Film Review: *One Flew Over The Cuckoo’s Nest*

This film completely baffled me. I found it slow and, if not quite boring, certainly not engaging.

The movie stars Jack Nicholson as Randle McMurphy (“Mac”), a newly admitted patient at a mental institution. I spent some time trying to figure out the nature of Mac’s disorder.  That he seemed ordinary enough, if something of a wanker, struck me as a bit of narrative misdirection. This isn’t my first rodeo, I know great writing is supposed to deliver the expected in unexpected ways.

Instead, I learned he’s a run of the mill petty criminal faking insanity to weasel his way out of the state pen. Not as interesting as a wacko, but I hold out hope that this is a kind of haunted house story: Mac thinks he’s getting a free lunch, but it turns out he’s in an EVEN WORSE PRISON!

Not really. Mac had several opportunities to get away from his ‘prison’ scott free, a loophole nobody would tolerate in an “all-time great”. It clearly wasn’t actually all that bad of a place; guys were even staying there voluntarily!

Ok, how about Mac as anti-hero? He arrives at the institution a broken soul and, through unlikely bonds formed with society’s outcasts, redeems himself? Cue waterworks.

Wrong again, thanks goodness, though here’s an element of that, too.

In Nurse Ratched (‘Wretched’ with an ‘a’) we have a villain, at least, if a disappointing one. She’s arbitrary and controlling and somewhat Kafka-esque, sure, but not nearly monstrous enough for my taste.

My core annoyance is that the film tickles us with narrative archetype, but never commits. For some, perhaps, this is a virtue of the highest order. For me, I found it frustrating and boring. I was left with little to say.

So I cheated and read some other reviews.

Others saw the film as, among other things, an animal farm-type allegory for soviet repression (Really? Wow, did that message ever age poorly) and… well, this:

But what did the audience, which loved the film so intensely, think it was about? The film is remembered as a comedy about the inmate revolt led by McMurphy, and the fishing trip, the all-night orgy, and his defiance of Nurse Ratched (Fletcher)–but in fact it is about McMurphy’s defeat. One can call it a moral victory, and rejoice in the Chief’s escape, but that is small consolation for McMurphy.

Beware the well-written essay. Read too much Ebert and you’ll start enjoying things not for themselves, but for his interpretation.

Now, judgments about a film are made in a particular social context. I am in today’s, the film was made and watched in the 70s. I’m driven to speculate about what kind of context is necessary for all this praise to make sense.
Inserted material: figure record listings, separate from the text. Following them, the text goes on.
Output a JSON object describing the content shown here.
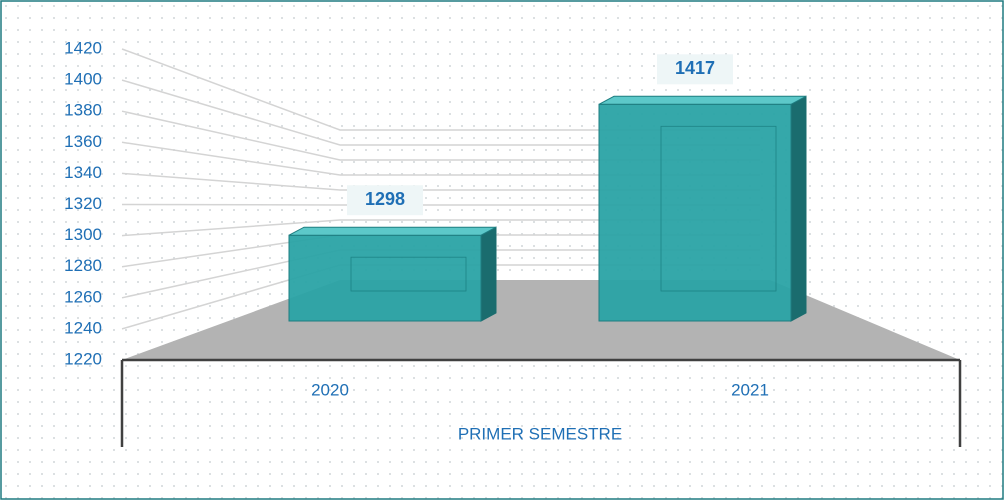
{
  "chart_data": {
    "type": "bar3d",
    "categories": [
      "2020",
      "2021"
    ],
    "values": [
      1298,
      1417
    ],
    "color": "#2aa3a5",
    "xlabel": "PRIMER SEMESTRE",
    "ylim": [
      1220,
      1420
    ],
    "yticks": [
      1220,
      1240,
      1260,
      1280,
      1300,
      1320,
      1340,
      1360,
      1380,
      1400,
      1420
    ],
    "grid": true
  }
}
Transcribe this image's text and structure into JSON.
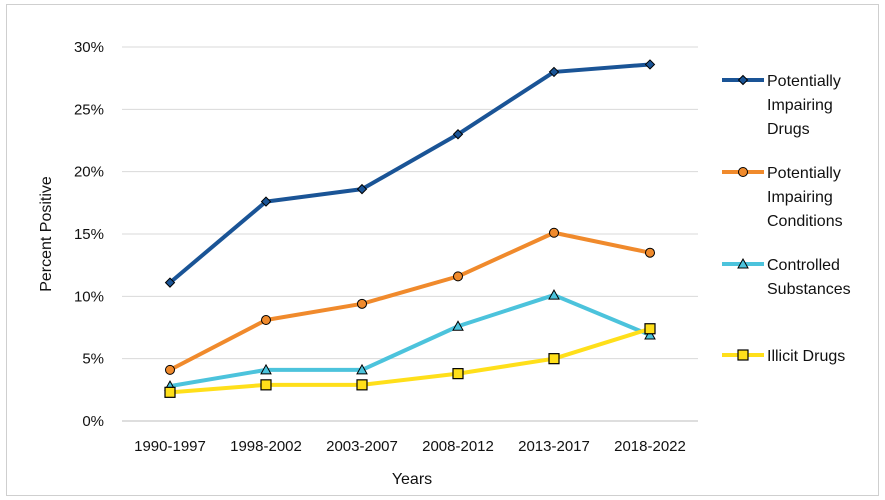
{
  "chart_data": {
    "type": "line",
    "title": "",
    "xlabel": "Years",
    "ylabel": "Percent Positive",
    "categories": [
      "1990-1997",
      "1998-2002",
      "2003-2007",
      "2008-2012",
      "2013-2017",
      "2018-2022"
    ],
    "ylim": [
      0,
      30
    ],
    "yticks": [
      0,
      5,
      10,
      15,
      20,
      25,
      30
    ],
    "ytick_labels": [
      "0%",
      "5%",
      "10%",
      "15%",
      "20%",
      "25%",
      "30%"
    ],
    "grid": true,
    "legend_position": "right",
    "series": [
      {
        "name": "Potentially Impairing Drugs",
        "name_lines": [
          "Potentially",
          "Impairing",
          "Drugs"
        ],
        "color": "#1a5496",
        "marker": "diamond",
        "values": [
          11.1,
          17.6,
          18.6,
          23.0,
          28.0,
          28.6
        ]
      },
      {
        "name": "Potentially Impairing Conditions",
        "name_lines": [
          "Potentially",
          "Impairing",
          "Conditions"
        ],
        "color": "#f08a2c",
        "marker": "circle",
        "values": [
          4.1,
          8.1,
          9.4,
          11.6,
          15.1,
          13.5
        ]
      },
      {
        "name": "Controlled Substances",
        "name_lines": [
          "Controlled",
          "Substances"
        ],
        "color": "#4cc3dc",
        "marker": "triangle",
        "values": [
          2.8,
          4.1,
          4.1,
          7.6,
          10.1,
          6.9
        ]
      },
      {
        "name": "Illicit Drugs",
        "name_lines": [
          "Illicit Drugs"
        ],
        "color": "#ffdf1a",
        "marker": "square",
        "values": [
          2.3,
          2.9,
          2.9,
          3.8,
          5.0,
          7.4
        ]
      }
    ]
  }
}
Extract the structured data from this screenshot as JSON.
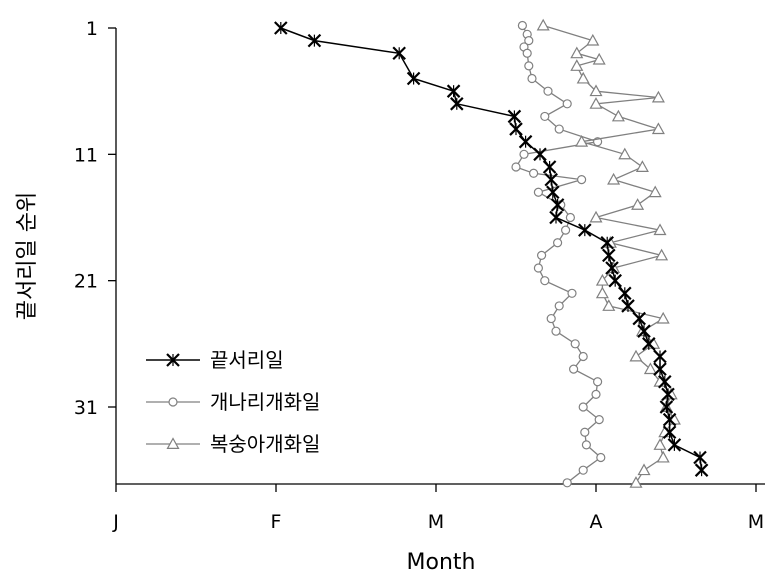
{
  "chart_data": {
    "type": "line",
    "xlabel": "Month",
    "ylabel": "끝서리일 순위",
    "x_unit": "month",
    "x_ticks": [
      {
        "label": "J",
        "value": 1
      },
      {
        "label": "F",
        "value": 2
      },
      {
        "label": "M",
        "value": 3
      },
      {
        "label": "A",
        "value": 4
      },
      {
        "label": "M",
        "value": 5
      }
    ],
    "xlim": [
      1,
      5.05
    ],
    "y_ticks": [
      1,
      11,
      21,
      31
    ],
    "ylim": [
      1,
      37.5
    ],
    "y_reversed": true,
    "legend_position": "bottom-left",
    "series": [
      {
        "name": "끝서리일",
        "marker": "x",
        "color": "#000000",
        "points": [
          [
            2.03,
            1
          ],
          [
            2.24,
            2
          ],
          [
            2.77,
            3
          ],
          [
            2.86,
            5
          ],
          [
            3.11,
            6
          ],
          [
            3.13,
            7
          ],
          [
            3.49,
            8
          ],
          [
            3.5,
            9
          ],
          [
            3.56,
            10
          ],
          [
            3.65,
            11
          ],
          [
            3.71,
            12
          ],
          [
            3.72,
            13
          ],
          [
            3.73,
            14
          ],
          [
            3.76,
            15
          ],
          [
            3.75,
            16
          ],
          [
            3.93,
            17
          ],
          [
            4.07,
            18
          ],
          [
            4.08,
            19
          ],
          [
            4.1,
            20
          ],
          [
            4.12,
            21
          ],
          [
            4.18,
            22
          ],
          [
            4.2,
            23
          ],
          [
            4.27,
            24
          ],
          [
            4.3,
            25
          ],
          [
            4.33,
            26
          ],
          [
            4.4,
            27
          ],
          [
            4.4,
            28
          ],
          [
            4.43,
            29
          ],
          [
            4.45,
            30
          ],
          [
            4.44,
            31
          ],
          [
            4.46,
            32
          ],
          [
            4.46,
            33
          ],
          [
            4.49,
            34
          ],
          [
            4.65,
            35
          ],
          [
            4.66,
            36
          ]
        ]
      },
      {
        "name": "개나리개화일",
        "marker": "circle",
        "color": "#808080",
        "points": [
          [
            3.54,
            0.8
          ],
          [
            3.57,
            1.5
          ],
          [
            3.58,
            2.0
          ],
          [
            3.55,
            2.5
          ],
          [
            3.57,
            3.0
          ],
          [
            3.58,
            4.0
          ],
          [
            3.6,
            5.0
          ],
          [
            3.7,
            6.0
          ],
          [
            3.82,
            7.0
          ],
          [
            3.68,
            8.0
          ],
          [
            3.77,
            9.0
          ],
          [
            4.01,
            10.0
          ],
          [
            3.55,
            11.0
          ],
          [
            3.5,
            12.0
          ],
          [
            3.61,
            12.5
          ],
          [
            3.91,
            13.0
          ],
          [
            3.64,
            14.0
          ],
          [
            3.78,
            15.0
          ],
          [
            3.84,
            16.0
          ],
          [
            3.81,
            17.0
          ],
          [
            3.76,
            18.0
          ],
          [
            3.66,
            19.0
          ],
          [
            3.64,
            20.0
          ],
          [
            3.68,
            21.0
          ],
          [
            3.85,
            22.0
          ],
          [
            3.77,
            23.0
          ],
          [
            3.72,
            24.0
          ],
          [
            3.75,
            25.0
          ],
          [
            3.87,
            26.0
          ],
          [
            3.92,
            27.0
          ],
          [
            3.86,
            28.0
          ],
          [
            4.01,
            29.0
          ],
          [
            4.0,
            30.0
          ],
          [
            3.92,
            31.0
          ],
          [
            4.02,
            32.0
          ],
          [
            3.93,
            33.0
          ],
          [
            3.94,
            34.0
          ],
          [
            4.03,
            35.0
          ],
          [
            3.92,
            36.0
          ],
          [
            3.82,
            37.0
          ]
        ]
      },
      {
        "name": "복숭아개화일",
        "marker": "triangle",
        "color": "#808080",
        "points": [
          [
            3.67,
            0.8
          ],
          [
            3.98,
            2.0
          ],
          [
            3.88,
            3.0
          ],
          [
            4.02,
            3.5
          ],
          [
            3.88,
            4.0
          ],
          [
            3.92,
            5.0
          ],
          [
            4.0,
            6.0
          ],
          [
            4.39,
            6.5
          ],
          [
            4.0,
            7.0
          ],
          [
            4.14,
            8.0
          ],
          [
            4.39,
            9.0
          ],
          [
            3.91,
            10.0
          ],
          [
            4.18,
            11.0
          ],
          [
            4.29,
            12.0
          ],
          [
            4.11,
            13.0
          ],
          [
            4.37,
            14.0
          ],
          [
            4.26,
            15.0
          ],
          [
            4.0,
            16.0
          ],
          [
            4.4,
            17.0
          ],
          [
            4.09,
            18.0
          ],
          [
            4.41,
            19.0
          ],
          [
            4.11,
            20.0
          ],
          [
            4.04,
            21.0
          ],
          [
            4.04,
            22.0
          ],
          [
            4.08,
            23.0
          ],
          [
            4.42,
            24.0
          ],
          [
            4.29,
            25.0
          ],
          [
            4.36,
            26.0
          ],
          [
            4.25,
            27.0
          ],
          [
            4.34,
            28.0
          ],
          [
            4.4,
            29.0
          ],
          [
            4.47,
            30.0
          ],
          [
            4.44,
            31.0
          ],
          [
            4.49,
            32.0
          ],
          [
            4.43,
            33.0
          ],
          [
            4.4,
            34.0
          ],
          [
            4.42,
            35.0
          ],
          [
            4.3,
            36.0
          ],
          [
            4.25,
            37.0
          ]
        ]
      }
    ]
  }
}
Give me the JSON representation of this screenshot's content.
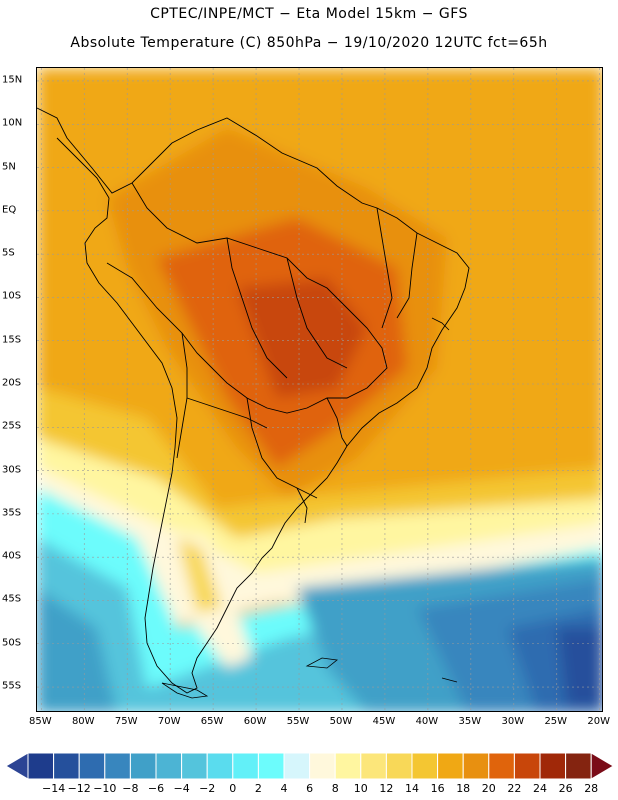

First, Mac was probably more victim and likable rogue than recidivist white trash milking the system. More Han Solo than Matthew Poncelet (in the first 2/3 of the DMW).

Second, his crimes are obviously meant to be no big deal. Robbery? Ok. But statutory rape? This is pre-Polanski, of course.

Next, Mac’s jarring lack of urgency for getting out becomes less Scary Movie naiivete and more plain ignorance. The WHOLE time, I was thinking ‘lobotomy’ and Mac even JOKED about being zombified by electroshock therapy. Was that nonchalance reasonable in the 60s?

He obviously hasn’t seen all the films, etc I’ve seen since this movie was made.

And therein lies the problem. Maybe this movie is a colossus in AMERICAN CINEMA. Maybe it was the first film to introduce a million tropes that have been ‘done to death’ in the decades since.

If so, there’s no way this film could ever be interesting to me. It’s be like driving around a Model T. A big deal ‘back in the day’? Sure, but it’s safe to say we’ve moved on.